Знаете, что я установил, Фабер? Тысячи смертей не могут сделать человека равнодушным по отношению к одной-единственной смерти. И даже конец света не излечивает от ревности и не спасает от угрызений совести. Я и сейчас, разговаривая с вами, все еще вижу перед собой серебряные звезды на небесно-голубом фоне, которыми был расписан в отеле балкон в номере Гизелы.
Вы слушаете меня, и вам не по себе. Почему? Я же еще не сказал самого последнего. То, что я промедлил столько дней после разгрома нашей армии, прежде чем вернулся в Загреб, и то, что я потом опять уехал, имело под собой еще одну причину. Ведь дело с Гебеном тогда получило огласку — я сам больше чем нужно сболтнул, похвастался немножко. Ваш друг Карел стал время от времени обращаться ко мне. И я оказывал ему подобные же услуги. Ага, сказал я себе, я на подозрении, усташи, возможно, думают, что я коммунист. Каждый человек хотя бы раз в жизни оказывается лицом к лицу со своей собственной трусостью. Если ему повезет, все останется без последствий, а если нет, он погибнет. Понимаете, все началось с глаз, безобидная в общем-то вещь, но я запустил ее. И это уже стало началом конца…
— Вы устали, Краль, отдохните несколько часов. Я потом приду опять. И вы мне все доскажете.
— Нет, останьтесь, Фабер, несколько часов — это слишком много. Я должен еще многое рассказать вам и прежде всего про Букицу. Вы даже не знаете, как она выглядела. А потом вы скажете мне, что стало с этим Гебеном, мне бы хотелось знать, стоило ли это того — ну, вы понимаете, — ведь чтобы спасти его, я поехал тогда в Блед. В общем, с него все и началось, и мне очень хотелось бы знать, что ему это дало. Смешно, но до самого последнего мгновения я буду испытывать такое чувство, что жизнь по-настоящему так и не удовлетворила моего любопытства. Ну, а теперь ваш черед, Фабер!
Краль умер около девяти часов вечера. После полуночи его похоронили. Надо было торопиться, потому что усташи и немцы объединенными усилиями опять сомкнули кольцо вокруг разбитой бригады.
— Мы и на сей раз выберемся, — заявил Младен после того, как определил для каждого отряда его задачу. Все поверили ему, но впервые ясно осознали, что все их победы были лишь этапами на пути к неотвратимой гибели. Трудно объяснить почему, однако ж для всех было очевидно, что естественная смерть этого единственного «штатского» среди них, этого маленького больного человека, вечно с чемоданчиком в руке, потрясла каждого из них несравненно сильнее, чем исчезновение многих их боевых товарищей.
Казалось, в ту ночь вдруг иссяк источник их надежд. Впервые их покинула уверенность в завтрашнем дне. Каждый день Дойно и его помощники сообщали им важнейшие новости со всего света. Они обнадеживали, бесспорно, но то была далекая перспектива. Победа, конечно, наступит, говорили они себе, но слишком поздно для нас, слишком поздно. Они выслушивали все новости, но верили в другие, поступавшие к ним неизвестно откуда и сулившие им больше надежд. Вот уже несколько месяцев они упорно ждали изо дня в день высадки союзников на Адриатическом побережье или массового десанта с воздуха. Они ни разу не разочаровались в своем ожидании, потому что оно ежедневно питалось новыми надеждами. И только сейчас, этой ночью, после похорон Краля, их охватило такое глубокое уныние, что можно было даже усомниться, способны ли они вообще драться с противником.

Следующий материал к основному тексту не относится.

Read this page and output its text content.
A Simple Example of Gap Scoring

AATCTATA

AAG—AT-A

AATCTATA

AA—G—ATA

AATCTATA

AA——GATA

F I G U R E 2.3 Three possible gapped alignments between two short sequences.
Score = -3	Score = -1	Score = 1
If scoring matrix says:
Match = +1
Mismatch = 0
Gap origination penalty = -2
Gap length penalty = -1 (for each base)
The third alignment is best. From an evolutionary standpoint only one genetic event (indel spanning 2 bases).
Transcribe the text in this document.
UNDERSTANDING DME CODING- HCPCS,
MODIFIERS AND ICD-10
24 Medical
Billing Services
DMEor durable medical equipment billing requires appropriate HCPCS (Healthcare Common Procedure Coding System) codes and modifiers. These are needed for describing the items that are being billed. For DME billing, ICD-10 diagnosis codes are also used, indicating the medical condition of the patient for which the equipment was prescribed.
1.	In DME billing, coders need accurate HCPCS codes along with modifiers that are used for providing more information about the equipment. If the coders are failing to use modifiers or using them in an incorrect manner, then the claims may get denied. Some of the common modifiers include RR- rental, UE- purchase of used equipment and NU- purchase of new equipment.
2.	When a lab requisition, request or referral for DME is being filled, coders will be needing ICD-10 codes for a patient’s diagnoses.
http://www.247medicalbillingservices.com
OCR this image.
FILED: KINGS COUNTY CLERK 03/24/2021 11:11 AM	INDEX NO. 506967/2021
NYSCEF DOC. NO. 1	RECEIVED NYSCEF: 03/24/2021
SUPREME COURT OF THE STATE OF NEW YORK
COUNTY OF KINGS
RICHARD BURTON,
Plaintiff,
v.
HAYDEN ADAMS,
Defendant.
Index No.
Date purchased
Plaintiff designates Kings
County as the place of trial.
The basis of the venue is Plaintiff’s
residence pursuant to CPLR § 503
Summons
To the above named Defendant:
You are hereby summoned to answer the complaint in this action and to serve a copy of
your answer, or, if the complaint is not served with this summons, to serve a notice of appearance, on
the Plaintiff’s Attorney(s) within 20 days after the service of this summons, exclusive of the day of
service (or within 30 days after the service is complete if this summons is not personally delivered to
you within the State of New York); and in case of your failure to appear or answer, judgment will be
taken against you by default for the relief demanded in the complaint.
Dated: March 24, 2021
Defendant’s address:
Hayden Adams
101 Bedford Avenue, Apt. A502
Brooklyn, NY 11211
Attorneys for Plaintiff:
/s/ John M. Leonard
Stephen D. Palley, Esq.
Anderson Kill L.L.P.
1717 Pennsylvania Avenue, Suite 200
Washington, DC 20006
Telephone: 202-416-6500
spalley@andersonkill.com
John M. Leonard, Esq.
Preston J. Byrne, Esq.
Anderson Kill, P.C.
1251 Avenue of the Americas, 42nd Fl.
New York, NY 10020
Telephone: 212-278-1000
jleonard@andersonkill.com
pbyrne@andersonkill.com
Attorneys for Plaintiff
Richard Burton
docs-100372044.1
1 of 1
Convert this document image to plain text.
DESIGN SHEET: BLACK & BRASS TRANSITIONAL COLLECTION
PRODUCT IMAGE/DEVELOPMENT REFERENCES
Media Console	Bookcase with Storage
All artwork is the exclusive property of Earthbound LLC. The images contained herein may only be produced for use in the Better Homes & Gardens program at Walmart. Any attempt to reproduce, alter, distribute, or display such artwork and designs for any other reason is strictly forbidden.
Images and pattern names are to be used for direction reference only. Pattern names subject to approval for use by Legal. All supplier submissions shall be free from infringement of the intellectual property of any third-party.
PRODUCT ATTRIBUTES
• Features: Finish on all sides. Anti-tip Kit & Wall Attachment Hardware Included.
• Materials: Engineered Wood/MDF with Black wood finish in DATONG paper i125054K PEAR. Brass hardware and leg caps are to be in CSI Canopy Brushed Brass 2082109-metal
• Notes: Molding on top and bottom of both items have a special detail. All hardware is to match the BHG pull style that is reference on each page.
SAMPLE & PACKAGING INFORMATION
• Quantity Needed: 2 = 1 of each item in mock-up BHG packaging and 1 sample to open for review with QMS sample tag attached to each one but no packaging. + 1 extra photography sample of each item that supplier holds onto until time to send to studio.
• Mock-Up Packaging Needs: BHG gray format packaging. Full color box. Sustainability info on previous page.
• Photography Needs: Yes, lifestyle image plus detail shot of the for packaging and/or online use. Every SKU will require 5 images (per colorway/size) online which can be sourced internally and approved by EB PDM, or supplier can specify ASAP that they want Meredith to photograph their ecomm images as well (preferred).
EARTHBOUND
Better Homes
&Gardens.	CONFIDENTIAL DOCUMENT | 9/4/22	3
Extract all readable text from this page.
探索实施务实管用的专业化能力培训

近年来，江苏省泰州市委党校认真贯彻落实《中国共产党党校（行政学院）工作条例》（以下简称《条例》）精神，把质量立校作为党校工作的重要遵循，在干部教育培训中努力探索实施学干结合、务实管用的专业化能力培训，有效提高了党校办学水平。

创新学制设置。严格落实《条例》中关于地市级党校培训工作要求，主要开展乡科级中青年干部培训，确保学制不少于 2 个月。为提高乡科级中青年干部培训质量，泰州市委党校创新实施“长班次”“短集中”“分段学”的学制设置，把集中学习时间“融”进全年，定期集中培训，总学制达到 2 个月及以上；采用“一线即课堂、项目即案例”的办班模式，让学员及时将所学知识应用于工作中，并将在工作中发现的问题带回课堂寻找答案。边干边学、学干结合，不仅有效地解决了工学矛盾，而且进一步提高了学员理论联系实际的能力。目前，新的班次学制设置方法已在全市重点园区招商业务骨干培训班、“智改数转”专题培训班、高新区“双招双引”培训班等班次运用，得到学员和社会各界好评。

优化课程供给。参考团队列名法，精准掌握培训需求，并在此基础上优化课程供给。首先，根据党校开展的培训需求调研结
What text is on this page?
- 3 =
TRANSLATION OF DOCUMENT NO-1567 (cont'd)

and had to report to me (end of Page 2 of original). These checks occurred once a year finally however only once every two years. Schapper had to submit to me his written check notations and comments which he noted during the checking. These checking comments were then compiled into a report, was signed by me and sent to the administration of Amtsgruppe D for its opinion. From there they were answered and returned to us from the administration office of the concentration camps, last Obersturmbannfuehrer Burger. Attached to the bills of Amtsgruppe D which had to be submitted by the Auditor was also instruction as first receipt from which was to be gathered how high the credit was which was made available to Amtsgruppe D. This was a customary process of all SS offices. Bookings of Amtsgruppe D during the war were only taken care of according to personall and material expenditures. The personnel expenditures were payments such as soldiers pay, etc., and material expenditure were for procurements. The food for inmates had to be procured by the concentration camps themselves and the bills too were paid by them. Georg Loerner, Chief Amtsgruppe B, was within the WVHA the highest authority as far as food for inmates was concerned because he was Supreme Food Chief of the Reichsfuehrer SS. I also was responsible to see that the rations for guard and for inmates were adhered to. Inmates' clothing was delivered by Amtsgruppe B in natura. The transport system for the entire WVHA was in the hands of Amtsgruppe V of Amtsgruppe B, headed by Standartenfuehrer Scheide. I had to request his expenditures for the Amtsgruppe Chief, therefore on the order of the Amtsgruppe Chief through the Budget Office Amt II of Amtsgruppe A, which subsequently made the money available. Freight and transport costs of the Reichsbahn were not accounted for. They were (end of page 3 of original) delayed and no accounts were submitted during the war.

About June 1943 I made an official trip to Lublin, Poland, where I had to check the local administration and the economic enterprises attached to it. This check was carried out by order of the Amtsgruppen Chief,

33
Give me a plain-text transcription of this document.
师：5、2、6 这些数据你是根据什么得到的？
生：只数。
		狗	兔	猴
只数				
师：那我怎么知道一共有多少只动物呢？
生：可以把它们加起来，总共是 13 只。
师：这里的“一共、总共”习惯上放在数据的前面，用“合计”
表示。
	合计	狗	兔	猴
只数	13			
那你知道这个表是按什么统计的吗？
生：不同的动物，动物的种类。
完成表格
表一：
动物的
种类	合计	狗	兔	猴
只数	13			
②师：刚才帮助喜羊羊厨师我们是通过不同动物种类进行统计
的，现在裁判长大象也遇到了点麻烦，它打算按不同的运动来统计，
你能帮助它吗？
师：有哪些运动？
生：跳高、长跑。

Но во все последующие дни они дрались еще яростнее, чем прежде. Обезумев от отчаяния, они кидались на врага и заставляли его нести несоизмеримо большие потери. Но и у них из трехсот пятидесяти человек боеспособными оставалось всего лишь сто девяносто. Люба была среди раненых. Ни одно лекарство не могло облегчить ей чудовищных болей. Ее мучения длились без перерыва два дня и одну ночь. Иногда она кричала, как роженица, в ее широко раскрытых глазах стояло постоянное удивление. Мара и Дойно ухаживали за ней. По очереди они держали ее руки в своих. В последние часы она бредила, жаловалась, как маленькая девочка. Оставшиеся в живых джуровцы пришли попрощаться с «матушкой». Но она никого больше не узнавала. И только в самые последние минуты опять пришла в себя. Она сказала:
— Жалко, Дойно, что ты не священник. Похороните меня на церковном кладбище. Правда, может, я вовсе и не умру. Пожалуй, самое страшное уже миновало.